Behavior of Composite Materials Under Impact: Strain Rate Effects, Damage, and Plasticity

Abstract

Composite materials are often subjected to low velocity impacts, ballistic impacts, or crash impacts. In order to analyze such events, realistic model of the material behavior must be used to capture phenomena no included in linear elastic models. Nonlinear behavior occurs when a unidirectional lamina is loaded in the transverse direction or in shear when the matrix material deforms plastically. The stiffness and strength of composite materials at high strain rates is often very different from what is measured in quasi-static tests. In addition, different types of damage are introduced during impart: matrix cracks, delaminations, fiber failures, fiber-matrix debonding. The introduction of this damage will affect the subsequent behavior of the material. Many different approaches have been taken to account for the effects of strain rate, plasticity and damage on the mechanical behavior of composite materials. The objective of this paper is to assess current knowledge in this area, review and compare models used to describe the stress-strain behavior and predict failure of such materials.

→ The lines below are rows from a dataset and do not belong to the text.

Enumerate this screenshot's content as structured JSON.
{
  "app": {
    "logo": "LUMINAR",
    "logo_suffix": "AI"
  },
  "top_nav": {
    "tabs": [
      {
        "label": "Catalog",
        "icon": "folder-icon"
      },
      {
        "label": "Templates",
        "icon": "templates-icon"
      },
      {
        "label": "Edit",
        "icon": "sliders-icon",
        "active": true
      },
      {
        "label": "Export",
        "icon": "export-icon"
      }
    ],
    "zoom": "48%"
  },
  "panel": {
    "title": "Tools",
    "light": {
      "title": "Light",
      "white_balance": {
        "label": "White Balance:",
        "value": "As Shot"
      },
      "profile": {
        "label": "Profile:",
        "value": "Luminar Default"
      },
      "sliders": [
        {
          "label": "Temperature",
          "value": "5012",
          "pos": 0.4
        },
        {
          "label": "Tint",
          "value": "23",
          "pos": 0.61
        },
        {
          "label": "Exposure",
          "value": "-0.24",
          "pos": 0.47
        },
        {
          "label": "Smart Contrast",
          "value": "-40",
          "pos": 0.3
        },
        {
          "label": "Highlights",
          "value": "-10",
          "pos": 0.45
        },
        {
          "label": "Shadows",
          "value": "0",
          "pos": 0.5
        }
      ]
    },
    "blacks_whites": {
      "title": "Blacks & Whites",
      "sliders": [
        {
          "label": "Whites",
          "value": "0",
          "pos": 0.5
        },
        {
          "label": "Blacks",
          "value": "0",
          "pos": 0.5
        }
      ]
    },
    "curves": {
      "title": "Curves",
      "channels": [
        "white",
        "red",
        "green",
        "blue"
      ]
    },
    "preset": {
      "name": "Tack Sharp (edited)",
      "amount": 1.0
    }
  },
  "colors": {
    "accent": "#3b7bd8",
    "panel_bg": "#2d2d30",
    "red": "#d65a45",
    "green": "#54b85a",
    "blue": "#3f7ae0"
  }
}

Continuum mechanics approaches are used to describe the behavior of laminas with different types of damage, and to model the behavior of interfaces between plies. Phenomenological plasticity models account for the nonlinear effects under transverse and shear loads. Some of these models are shown to be similar even though they were derived by very different approaches. Many accurate analyses of composite structures under impact assume linear elastic behavior and do not considered the complicating effects discussed here. The applicability of the different models for material behavior is also discussed in terms of selecting an appropriate model for analyzing a particular impact.